Während der FCM in diesen Tagen also nach Mitteln und Wegen sucht, die (hoffentlich zeitbegrenzte) sportliche Talfahrt zu stoppen, treibt die Liga ein Thema um, von dem Magdeburg, gottseidank, nicht betroffen ist: Die finanzielle Situation vieler Klubs, insbesondere der im Osten, ist mehr als bedenklich. Seit Jahren warnen Vereinbosse, diese dritte Liga sei ein Risiko-Spiel. Hohen Kosten, so der Tenor, stünden vergleichsweise geringen Einkünften, vor allem aus TV-Geldern, gegenüber. Ganz so neu ist das indes nicht. Schon während in der Spielzeit 2016/17 wurden Fehlbeträge in Chemnitz bekannt, mehreren Vereinen wurde ein Transferstopp auferlegt. Im Frühjahr folgte der Insolvenzantrag des VfR Aalen, wenig später zog der FSV Frankfurt nach. Zwar erhielten alle Klubs letztendlich die Zulassung, doch Ex-Bundesligist 1860 München rutschte direkt in die Regionalliga durch. Mehr als ein Fingerzeig.

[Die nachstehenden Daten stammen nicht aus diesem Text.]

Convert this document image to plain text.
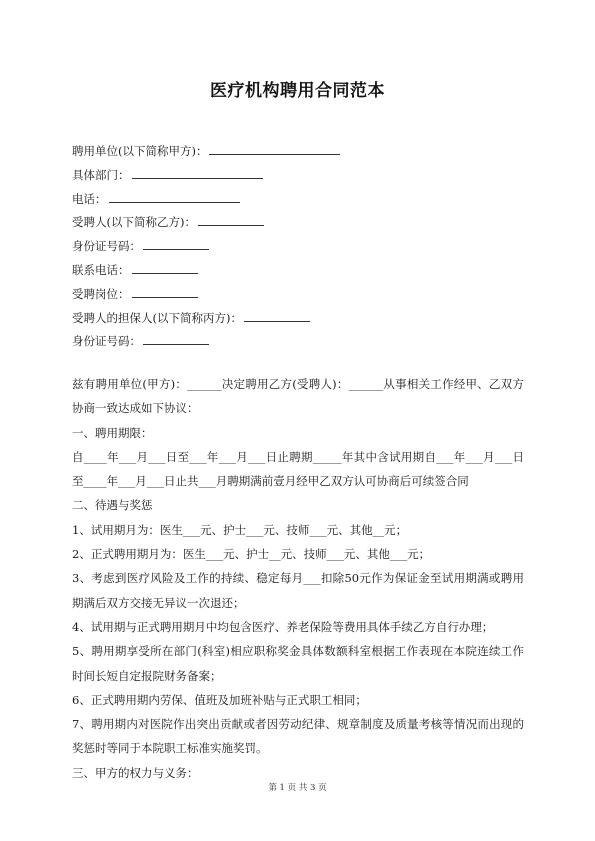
医疗机构聘用合同范本
聘用单位(以下简称甲方)：
具体部门：
电话：
受聘人(以下简称乙方)：
身份证号码：
联系电话：
受聘岗位：
受聘人的担保人(以下简称丙方)：
身份证号码：

兹有聘用单位(甲方)：______决定聘用乙方(受聘人)：______从事相关工作经甲、乙双方协商一致达成如下协议：

一、聘用期限：

自____年___月___日至___年___月___日止聘期_____年其中含试用期自___年___月___日至____年___月___日止共___月聘期满前壹月经甲乙双方认可协商后可续签合同

二、待遇与奖惩

1、试用期月为：医生___元、护士___元、技师___元、其他__元；

2、正式聘用期月为：医生___元、护士__元、技师___元、其他___元；

3、考虑到医疗风险及工作的持续、稳定每月___扣除50元作为保证金至试用期满或聘用期满后双方交接无异议一次退还；

4、试用期与正式聘用期月中均包含医疗、养老保险等费用具体手续乙方自行办理；

5、聘用期享受所在部门(科室)相应职称奖金具体数额科室根据工作表现在本院连续工作时间长短自定报院财务备案；

6、正式聘用期内劳保、值班及加班补贴与正式职工相同；

7、聘用期内对医院作出突出贡献或者因劳动纪律、规章制度及质量考核等情况而出现的奖惩时等同于本院职工标准实施奖罚。

三、甲方的权力与义务：

第 1 页 共 3 页
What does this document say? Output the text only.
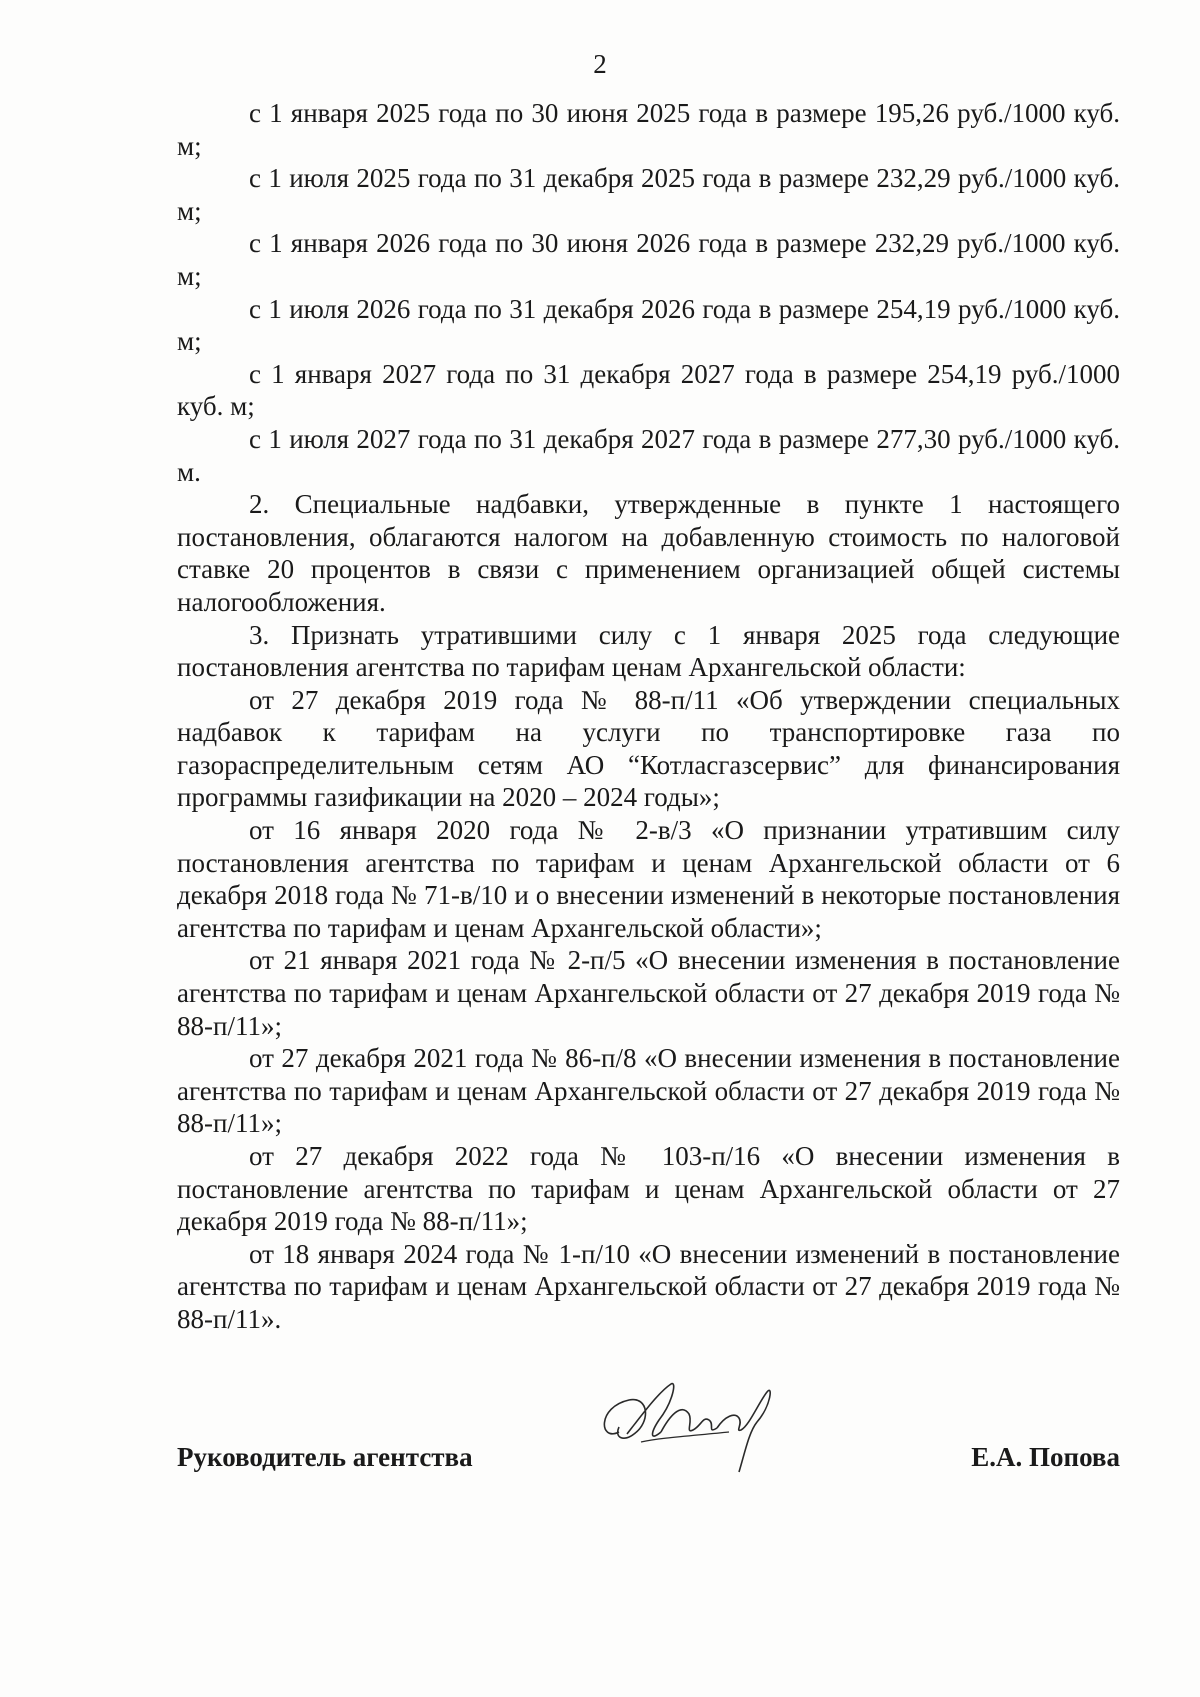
2

с 1 января 2025 года по 30 июня 2025 года в размере 195,26 руб./1000 куб. м;

с 1 июля 2025 года по 31 декабря 2025 года в размере 232,29 руб./1000 куб. м;

с 1 января 2026 года по 30 июня 2026 года в размере 232,29 руб./1000 куб. м;

с 1 июля 2026 года по 31 декабря 2026 года в размере 254,19 руб./1000 куб. м;

с 1 января 2027 года по 31 декабря 2027 года в размере 254,19 руб./1000 куб. м;

с 1 июля 2027 года по 31 декабря 2027 года в размере 277,30 руб./1000 куб. м.

2. Специальные надбавки, утвержденные в пункте 1 настоящего постановления, облагаются налогом на добавленную стоимость по налоговой ставке 20 процентов в связи с применением организацией общей системы налогообложения.

3. Признать утратившими силу с 1 января 2025 года следующие постановления агентства по тарифам ценам Архангельской области:

от 27 декабря 2019 года № 88-п/11 «Об утверждении специальных надбавок к тарифам на услуги по транспортировке газа по газораспределительным сетям АО “Котласгазсервис” для финансирования программы газификации на 2020 – 2024 годы»;

от 16 января 2020 года № 2-в/3 «О признании утратившим силу постановления агентства по тарифам и ценам Архангельской области от 6 декабря 2018 года № 71-в/10 и о внесении изменений в некоторые постановления агентства по тарифам и ценам Архангельской области»;

от 21 января 2021 года № 2-п/5 «О внесении изменения в постановление агентства по тарифам и ценам Архангельской области от 27 декабря 2019 года № 88-п/11»;

от 27 декабря 2021 года № 86-п/8 «О внесении изменения в постановление агентства по тарифам и ценам Архангельской области от 27 декабря 2019 года № 88-п/11»;

от 27 декабря 2022 года № 103-п/16 «О внесении изменения в постановление агентства по тарифам и ценам Архангельской области от 27 декабря 2019 года № 88-п/11»;

от 18 января 2024 года № 1-п/10 «О внесении изменений в постановление агентства по тарифам и ценам Архангельской области от 27 декабря 2019 года № 88-п/11».

Руководитель агентства	Е.А. Попова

Jetzt kursieren Zahlen, die die Verbindlichkeiten bei RW Erfurt auf sechs Millionen Euro (Dezember 2017) beziffern. Bis vergangene Woche mussten die Blumenstädter in der Nachlizenzierung 1,6 Millionen Euro nachweisen. Bis Wochenbeginn war noch offen, ob dies gelungen  ist. Ansonsten drohen Punktabzüge, im  schlimmsten Fall die Insolvenz. Auch die Bilanzprobleme des Chemnitzer FC, von Hansa Rostock und von Preußen Münster gingen durch die Medien. Beim Halleschen FC klaffte zu Jahresbeginn laut Recherchen des MDR-Fernsehens sogar eine Deckungslücke von 1,35 Millionen Euro. Wegen fehlender Sponsorenzahlungen hatte Vereinsboss Michael Schädlich Alarm geschlagen: die Lage sei schwierig, aber nicht existenzbedrohend. Dem soll nun mit Hilfe der Stadt,  verschiedener Charity-Aktionen und Fan-Spenden entgegengewirkt werden.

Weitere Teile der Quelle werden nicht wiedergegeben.